Functionally, from the POV of humanity, that’s not that different from living in a universe without divine beings at all.

The religion party or the government party? In any case I was referring to personal opinions and dislike, such as lecturing people about their desires. I wasn’t even thinking about the government.
90% of religious life should be god showing up. Without that even believers clearly have no clue as to what god wants. If science worked that way there would be a church of Newton and a church of Einstein.

Satan had no choice. You don’t sass off to the Godfather, after all. In fact, in the Bible as a whole, Satan’s death count is way, way below God’s. Why is Satan forced to torture his followers. If there was a (nonBiblical, I know) war between God and Satan, that the good guy lost would explain a lot of our history.

There is a tradition that believes the God of the Old Testament is not the same God as Jesus Christ. The Cathars were an especially numerous sect in Southern France and they were eradicated by the Catholic Church. Gnosticism is a more general term, which covers the Cathars as well as other sects. I am not sure if any gnostic Christian sects survive today. Unitarians seem to have the same (general) idea.

Sassing God is exactly what Satan does when he first responds to God’s praise of Job.

And sure, he has a choice. When God gives Satan the freedom to do whatever he wants with Job’s stuff (including children and servants), who says Satan has to kill anyone? That’s Satan’s choice.

And the reason why Satan’s death count is so low is that Satan is a very late invention. By the time Job is written, we’re all but into the inter-Testamental period. Of course no deaths were attributed to him when he hadn’t been invented yet.

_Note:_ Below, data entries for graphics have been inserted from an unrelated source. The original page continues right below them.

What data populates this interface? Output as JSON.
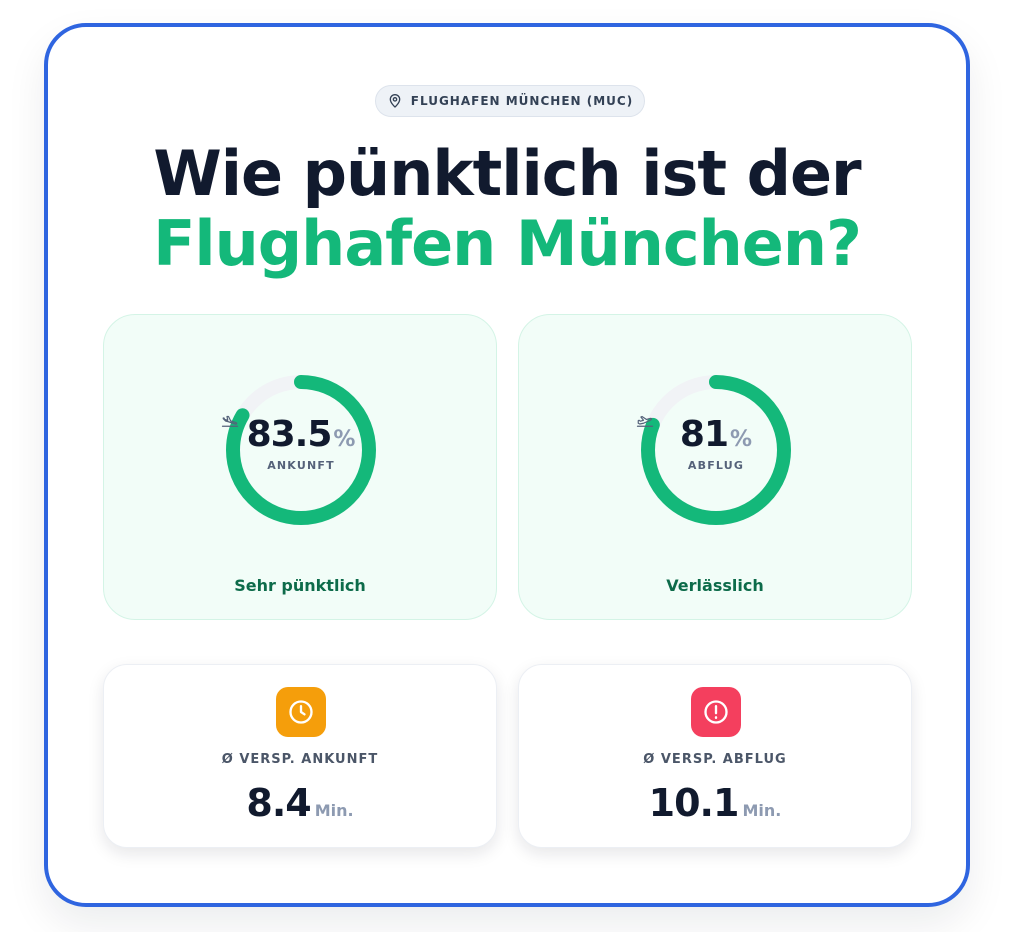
{
  "location": {
    "icon": "map-pin-icon",
    "label": "FLUGHAFEN MÜNCHEN (MUC)"
  },
  "headline": {
    "line1": "Wie pünktlich ist der",
    "line2": "Flughafen München?",
    "accent_color": "#14b87a"
  },
  "punctuality": [
    {
      "value": "83.5",
      "value_fraction": 0.835,
      "unit": "%",
      "label": "ANKUNFT",
      "icon": "plane-landing-icon",
      "verdict": "Sehr pünktlich"
    },
    {
      "value": "81",
      "value_fraction": 0.81,
      "unit": "%",
      "label": "ABFLUG",
      "icon": "plane-takeoff-icon",
      "verdict": "Verlässlich"
    }
  ],
  "delays": [
    {
      "label": "Ø VERSP. ANKUNFT",
      "value": "8.4",
      "unit": "Min.",
      "icon": "clock-icon",
      "color": "#f59e0b"
    },
    {
      "label": "Ø VERSP. ABFLUG",
      "value": "10.1",
      "unit": "Min.",
      "icon": "alert-circle-icon",
      "color": "#f43f5e"
    }
  ],
  "colors": {
    "frame": "#2f65e0",
    "ring": "#14b87a",
    "ring_track": "#f1f3f6"
  }
}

That God is sadistic, and doesn’t care about whether people suffer or not. That God is murderous directly and by proxy. And that is a valid conclusion in the context of God who kills, slaughters, and condones the Israelites’ scorched earth mass slaughter in the promised land, as well as drowning everyone because they didn’t follow God’s commands. That is a valid view of God.

That view of God and the recent evangelical Christian interpretations of select parts of scripture vary from centuries of study and interpretation that has formed a tradition of what Job and God means in the broader context of Christian theology. Neither of our interpretations invalidates the other, or proves that the other is wrong. They are both valid within the context of their assumptions about God. It doesn’t matter to me that there is another view of God, particularly the ones posted above, or what they imply.